Number of users and what kind of code you expect to test/run would have considerable influence on choices btw. If they aren't expected to link to files or databases, or run computationally intensive tasks, and you have very low pressure, you could be almost fine by just preventing file access entirely and imposing a time limit on the process before it gets killed and the submission flagged as too expensive or malicious.
If the code you're supposed to test might be any arbitrary Django extension or page, then you're in for a lot of work probably.
您可以尝试一些通用的 sanbox,例如 Sydbox 或 Gentoo 的沙箱。它们不是特定于 Python 的。

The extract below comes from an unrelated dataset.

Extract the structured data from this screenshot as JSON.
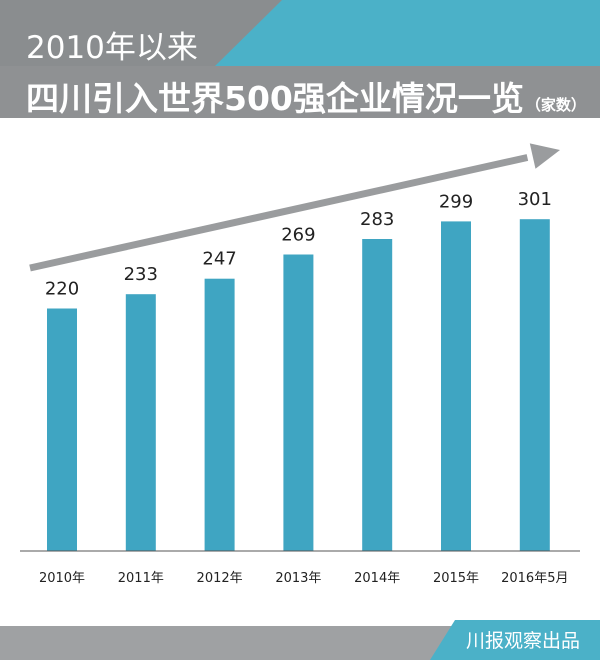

两者都可以配置为限制对某些目录的读/写。 Sydbox 甚至可以沙箱套接字。
You can try some generic sanbox such as Sydbox or Gentoo's sandbox. They are not Python-specific.
Both can be configured to restrict read/write to some directories. Sydbox can even sandbox sockets.

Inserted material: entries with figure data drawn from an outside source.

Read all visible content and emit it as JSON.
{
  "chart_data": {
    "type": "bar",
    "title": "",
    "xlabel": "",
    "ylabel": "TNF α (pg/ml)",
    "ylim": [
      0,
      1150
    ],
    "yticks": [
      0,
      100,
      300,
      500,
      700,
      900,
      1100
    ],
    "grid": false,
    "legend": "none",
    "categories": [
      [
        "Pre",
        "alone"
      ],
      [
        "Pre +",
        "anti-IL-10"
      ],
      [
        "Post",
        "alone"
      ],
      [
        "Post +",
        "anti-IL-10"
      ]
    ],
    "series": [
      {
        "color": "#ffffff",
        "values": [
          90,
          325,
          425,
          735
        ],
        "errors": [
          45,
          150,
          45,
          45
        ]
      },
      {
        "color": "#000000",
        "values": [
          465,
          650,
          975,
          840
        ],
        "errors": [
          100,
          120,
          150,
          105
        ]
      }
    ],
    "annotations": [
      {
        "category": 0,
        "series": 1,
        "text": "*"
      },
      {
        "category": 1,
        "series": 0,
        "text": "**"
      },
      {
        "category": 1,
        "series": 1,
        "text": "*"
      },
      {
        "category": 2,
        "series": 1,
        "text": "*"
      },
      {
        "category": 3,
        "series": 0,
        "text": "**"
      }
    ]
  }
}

我认为像这样的修复将非常困难,这让我想起了我参加的一次关于在虚拟环境中编程的好处的讲座。
如果你真的这么做了,如果他们打扰了,那就很酷了。它暂时不会解决 True: pass 但 rm -rf / 并不重要。
I think a fix like this is going to be really hard and it reminds me of a lecture I attended about the benefits of programming in a virtual environment.
If you're doing it virtually its cool if they bugger it. It wont solve a while True: pass but rm -rf / won't matter.
除非我弄错了(而且很可能是这样),这就是 Google 为 App Engine 更改 Python 的主要原因。您在他们的服务器上运行 Python 代码,但他们删除了写入文件的功能。所有数据都保存在“nosql”数据库中。
这不是对您问题的直接回答,而是在某些情况下如何处理此问题的示例。
Unless I'm mistaken (and I very well might be), this is much of the reason behind the way Google changed Python for the App Engine. You run Python code on their server, but they've removed the ability to write to files. All data is saved in the "nosql" database.
It's not a direct answer to your question, but an example of how this problem has been dealt with in some circumstances.